When does free speech become unprotected speech? A couple of incidents this week proved that while saying something potentially offensive won’t land you in jail, it sure might cost you your job.
For example, on Saturday, media company IAC “parted ways” with company PR executive Justine Sacco who, the day before, tweeted: “Going to Africa. Hope I don’t get AIDS. Just kidding. I’m white!” Sacco was, of all things, head of corporate communications for IAC, a media company that operates popular websites including The Daily Beast, About.com, CollegeHumor and Match.com. “Her whole job revolved around communicating with reporters,” reported CNN, “which made her Twitter comment about Africa all the more shocking.”

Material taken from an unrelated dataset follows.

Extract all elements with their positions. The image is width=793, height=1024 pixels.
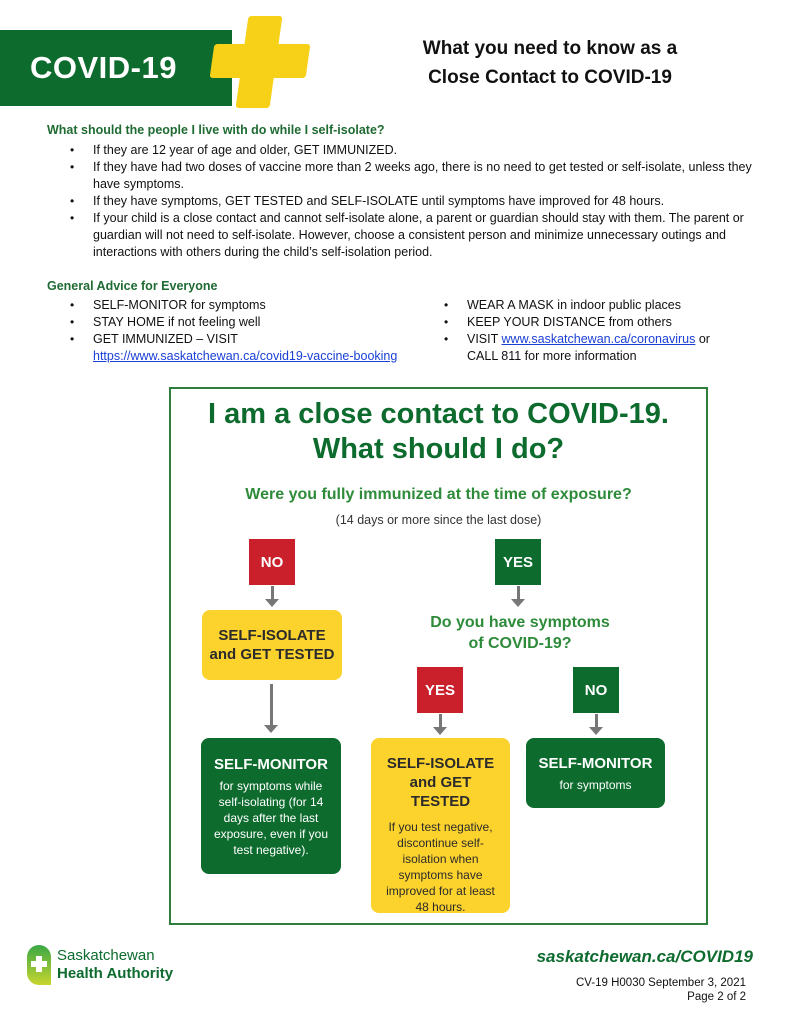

IAC’s publicly issued this statement: “The offensive comment does not reflect the views and values of IAC. We take this issue very seriously, and we have parted ways with the employee in question.”
Then there’s Duck Dynasty patriarch Phil Robertson, who was suspended by cable network A&E after making this and other politically incorrect statements in a GQ magazine interview: “Start with homosexual behavior and just morph out from there. Bestiality, sleeping around with this woman and that woman and that woman and those men. Don’t be deceived. Neither the adulterers, the idolaters, the male prostitutes, the homosexual offenders, the greedy, the drunkards, the slanderers, the swindlers—they won’t inherit the kingdom of God.” While Robertson’s opinions are protected under our First Amendment, his words were offensive to many.
While more than a million have joined a Facebook page defending Robertson’s right to his opinions, some want A&E to fire him. It’s a tough call; A&E has sponsors just as IAC has clients it doesn’t want to lose.
Whether you’re a TV personality or an executive at a major corporation, your freedom to express yourself through a stupid joke or faith-inspired prejudices can cause public relations nightmares for your employer. Fundamentally, it’s just bad PR to use the media to offend large segments of the population. The lesson: offensive speech isn’t always protected speech. Your thoughts?